Alcuni afghani più agitati hanno cercato di scavalcare il muro di cinta dell’ospedale e hanno intonato cori minacciosi: «Morte a Rahamatullah ». Quest’ultimo è il capo del personale dell’ospedale di Emergency, che ha trattato per la liberazione di Mastrogiacomo e ancora prima per il rilascio di Gabriele Torsello, il giornalista free lance rapito lo scorso anno da banditi, sempre nella provincia di Helmand. Gli afghani lo sanno e accusano il mediatore, oltre al governo di Kabul e a quello italiano, di avere fatto di tutto per liberare l’inviato di Repubblica emolto poco per salvare i due afghani che erano con lui. «Perché il governo rilascia cinque criminali per uno straniero infedele e non per un povero afghano», ha detto Khan Jan, uno zio dell’autista decapitato riferendosi allo scambio dei prigionieri con i talebani. La piccola folla di familiari e amici dei due ostaggi afghani voleva addirittura impedire la partenza di Mastrogiacomo fino a quando «il governo non ci darà risposte chiare sui nostri cari e non sarà aperta un’inchiesta su Rahamatullah Hanefi». Le autorità afghane ci avevano già pensato e gli agenti della sicurezza hanno prelevato ieri mattina il mediatore di Emergency per interrogarlo. Gino Strada, fondatore dell’organizzazione umanitaria, ha protestato definendo «grottesco e provocatorio l’arresto di chi ha maggiormente contribuito alla liberazione di Daniele».

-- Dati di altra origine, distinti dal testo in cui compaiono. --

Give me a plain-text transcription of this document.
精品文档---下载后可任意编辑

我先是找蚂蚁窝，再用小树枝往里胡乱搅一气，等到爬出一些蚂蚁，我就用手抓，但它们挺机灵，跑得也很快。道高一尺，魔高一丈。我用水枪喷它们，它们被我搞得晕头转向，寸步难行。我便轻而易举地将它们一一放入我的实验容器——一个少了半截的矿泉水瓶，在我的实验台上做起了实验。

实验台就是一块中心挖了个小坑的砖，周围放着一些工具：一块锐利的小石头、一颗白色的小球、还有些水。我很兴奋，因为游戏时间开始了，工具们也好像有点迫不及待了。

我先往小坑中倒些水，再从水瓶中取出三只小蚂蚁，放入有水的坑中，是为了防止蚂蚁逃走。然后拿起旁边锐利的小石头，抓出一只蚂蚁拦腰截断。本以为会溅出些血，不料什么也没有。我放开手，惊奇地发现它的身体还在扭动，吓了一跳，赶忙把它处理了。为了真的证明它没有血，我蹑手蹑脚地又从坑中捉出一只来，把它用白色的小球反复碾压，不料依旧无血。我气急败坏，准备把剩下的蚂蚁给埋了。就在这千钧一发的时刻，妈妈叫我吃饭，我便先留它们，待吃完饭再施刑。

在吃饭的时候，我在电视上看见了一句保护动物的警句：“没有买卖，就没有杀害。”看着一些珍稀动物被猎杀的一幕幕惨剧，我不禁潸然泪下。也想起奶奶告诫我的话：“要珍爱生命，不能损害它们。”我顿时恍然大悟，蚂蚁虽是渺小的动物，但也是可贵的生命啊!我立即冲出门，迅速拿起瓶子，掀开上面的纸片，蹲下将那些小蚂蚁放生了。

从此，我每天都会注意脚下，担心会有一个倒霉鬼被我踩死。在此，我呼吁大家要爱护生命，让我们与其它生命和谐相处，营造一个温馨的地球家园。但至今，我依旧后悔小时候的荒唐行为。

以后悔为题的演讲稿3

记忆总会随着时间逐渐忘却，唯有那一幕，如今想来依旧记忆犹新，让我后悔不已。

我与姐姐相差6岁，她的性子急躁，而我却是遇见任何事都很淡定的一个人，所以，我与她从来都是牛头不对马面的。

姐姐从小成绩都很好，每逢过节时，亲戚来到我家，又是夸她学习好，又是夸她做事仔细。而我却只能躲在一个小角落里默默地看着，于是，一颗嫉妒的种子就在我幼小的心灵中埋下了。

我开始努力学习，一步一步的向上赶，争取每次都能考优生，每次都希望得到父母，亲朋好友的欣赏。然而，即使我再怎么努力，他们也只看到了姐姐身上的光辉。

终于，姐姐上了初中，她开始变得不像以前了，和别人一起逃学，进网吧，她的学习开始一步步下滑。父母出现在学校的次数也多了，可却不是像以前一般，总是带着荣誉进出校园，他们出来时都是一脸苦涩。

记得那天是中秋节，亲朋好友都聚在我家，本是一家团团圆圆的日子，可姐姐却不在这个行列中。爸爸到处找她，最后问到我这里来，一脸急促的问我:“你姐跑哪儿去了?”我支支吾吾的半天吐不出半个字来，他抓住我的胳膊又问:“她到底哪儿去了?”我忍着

Qualche ora dopo è stato individuato il luogo in cui era stato sommariamente sepolto il cadavere dell’autista nel distretto di Garmsir. Fino a sera i talebani hanno continuato a creare problemi agli emissari della famiglia, ma poi il corpo è finalmente arrivato a Nada Alì, dove Mastrogiacomo era stato rapito, e oggi si svolgeranno i funerali.

Un inizio d’anno del calendario afghano molto triste, anche per la famiglia di Ajmal Nakshbandi, l’interprete del giornalista di Repubblica che sembra scomparso nel nulla. Mullah Dadullah, che ha gestito il sequestro e il cui nome significa «dono di Dio», aveva minacciato di sgozzarlo accusandolo di spionaggio. Ieri, però, uno dei suoi comandanti, Ibrahim Hanifi, ha sostenuto con Il Giornale che «secondo le informazioni in mio possesso dovrebbe essere libero. Non si trova più nelle nostre mani. Perché non chiedete al governo afghano?». L’ultima volta che l’interprete è stato visto era a bordo del convoglio che si è diviso da quello di Mastrogiacomo, quando i due ostaggi erano stati consegnati dai talebani ai capi tribù, che garantivano lo scambio di prigionieri. L’interprete potrebbe essere stato riconsegnato ai talebani, oppure i capi tribù continuano a trattenerlo. Infine, non è escluso che il comandante Hanifi abbia ragione e Ajmal sia stato preso in custodia dall’intelligence afghana, che lo sta interrogando sui 15 giorni del sequestro. L’unico dato certo è che non è mai tornato, né ha chiamato a casa e per questo motivo la principale associazione di giornalisti afghani ha lanciato un appello all’Italia per non abbandonare Ajmal al suo destino. Ieri il portavoce della presidenza afghana, Karim Rahimi, ha ammesso davanti alla stampa afghana che «a nome dell’amicizia con l’Italia sono state accettate alcune richieste dei talebani», ovvero lo scambio dei prigionieri. «Un caso eccezionale, che non si ripeterà», ha dichiarato il portavoce di Karzai.

Mastrogiacomo, dopo essere rimasto bloccato per la protesta attorno all’ospedale di Emergency, è riuscito a lasciare Laskhargah nel pomeriggio imbarcandosi su un aereo militare.

C’è da sperare che, nonostante i riflettori delle numerose dirette previste dalle televisioni, non ci si dimentichi dei «danni collaterali» della liberazione: l’interprete scomparso e il mediatore in galera.